I don't emacs, but the usual problem with that is that searches are very fragile and hard to analyze. How does this deal with searches that, over time, can change to return 0 or 2+ results?




Howm has a simple solution for this: Links like “>>> this thing” searches for “this thing” and opens a search buffer. The top hit is already marked, shown in a preview window below, and can be opened by clicking enter. But if you want a different result, you just navigate that search buffer to find the hit you want.

The search triggered by a link is sorted such that it shows first “comefrom links” (if any file has said explicitly said that “these keywords should lead here”), then headline results (files where your phrase is in the note title), then siblings (other notes that link to the same keywords), then fulltext search matches (any file that just contains those words). So if you have 0 results with those keywords in the title after renaming a note, you might still find the note again via full-text search hits below. If you have 2+ results, just navigate between them with the arrow keys while previewing their contents, and open the one you want.
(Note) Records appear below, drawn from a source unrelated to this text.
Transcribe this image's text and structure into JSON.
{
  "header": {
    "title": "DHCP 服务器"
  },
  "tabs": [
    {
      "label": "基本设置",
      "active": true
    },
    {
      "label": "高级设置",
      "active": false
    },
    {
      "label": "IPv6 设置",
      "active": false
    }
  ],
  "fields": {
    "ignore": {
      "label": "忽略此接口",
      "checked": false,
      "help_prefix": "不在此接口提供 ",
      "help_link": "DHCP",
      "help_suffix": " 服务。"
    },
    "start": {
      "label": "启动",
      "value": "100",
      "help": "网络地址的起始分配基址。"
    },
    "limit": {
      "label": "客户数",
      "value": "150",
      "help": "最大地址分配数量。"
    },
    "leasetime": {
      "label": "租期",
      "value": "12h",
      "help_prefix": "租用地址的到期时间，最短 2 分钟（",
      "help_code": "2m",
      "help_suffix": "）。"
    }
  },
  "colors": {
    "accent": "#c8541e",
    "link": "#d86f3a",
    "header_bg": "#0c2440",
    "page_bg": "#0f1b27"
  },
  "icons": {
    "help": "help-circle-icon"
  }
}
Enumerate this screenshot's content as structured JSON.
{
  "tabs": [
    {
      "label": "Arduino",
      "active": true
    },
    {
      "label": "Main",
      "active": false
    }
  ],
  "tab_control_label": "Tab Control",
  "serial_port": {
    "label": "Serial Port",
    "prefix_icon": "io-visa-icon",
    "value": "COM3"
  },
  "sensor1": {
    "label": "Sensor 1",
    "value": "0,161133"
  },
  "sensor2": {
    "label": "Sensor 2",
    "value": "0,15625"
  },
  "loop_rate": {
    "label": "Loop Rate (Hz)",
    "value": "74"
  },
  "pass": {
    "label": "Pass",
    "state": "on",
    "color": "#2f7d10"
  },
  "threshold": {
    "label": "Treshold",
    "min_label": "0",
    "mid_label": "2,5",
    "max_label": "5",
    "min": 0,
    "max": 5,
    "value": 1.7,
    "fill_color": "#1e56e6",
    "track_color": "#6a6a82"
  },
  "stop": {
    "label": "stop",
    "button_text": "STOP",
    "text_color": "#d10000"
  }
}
This design is intentional: The author advocates to “write fragmentarily, read collectively”; so instead of refinding an old note and adding to it, you can make a new note with a similar title where you capture new info, and then links will point to both notes from now on. (In most cases, if their titles are similar, the contents are likely relevant in the same situations as well.)

With that said, Howm supports exact links as well: You can link to a file path instead of a title. Since Howm defaults to putting just the creation datetime in the note filename, the filename is by default like an immutable-ish UUID, and such links should remain exact as long as you don’t manually move or remove a file. By default, Howm creates such links in one context: If you create a note (C-c , c) while inside another note, it saves an exact back link to where you came from so you can remember your “inspiration”. But you are of course free to use such links everywhere instead of the “fuzzy links” above if you prefer.


> How does this deal with searches that, over time, can change to return 0 or 2+ results?

You can put more than one search link in currently edited note, than test all of them and at one point you will learn how to formulate search query so that you would recite yourself exactly as in that note that you want to see just now.

Also you would find more suitable titles while being in this process, but it wouldn't be for long.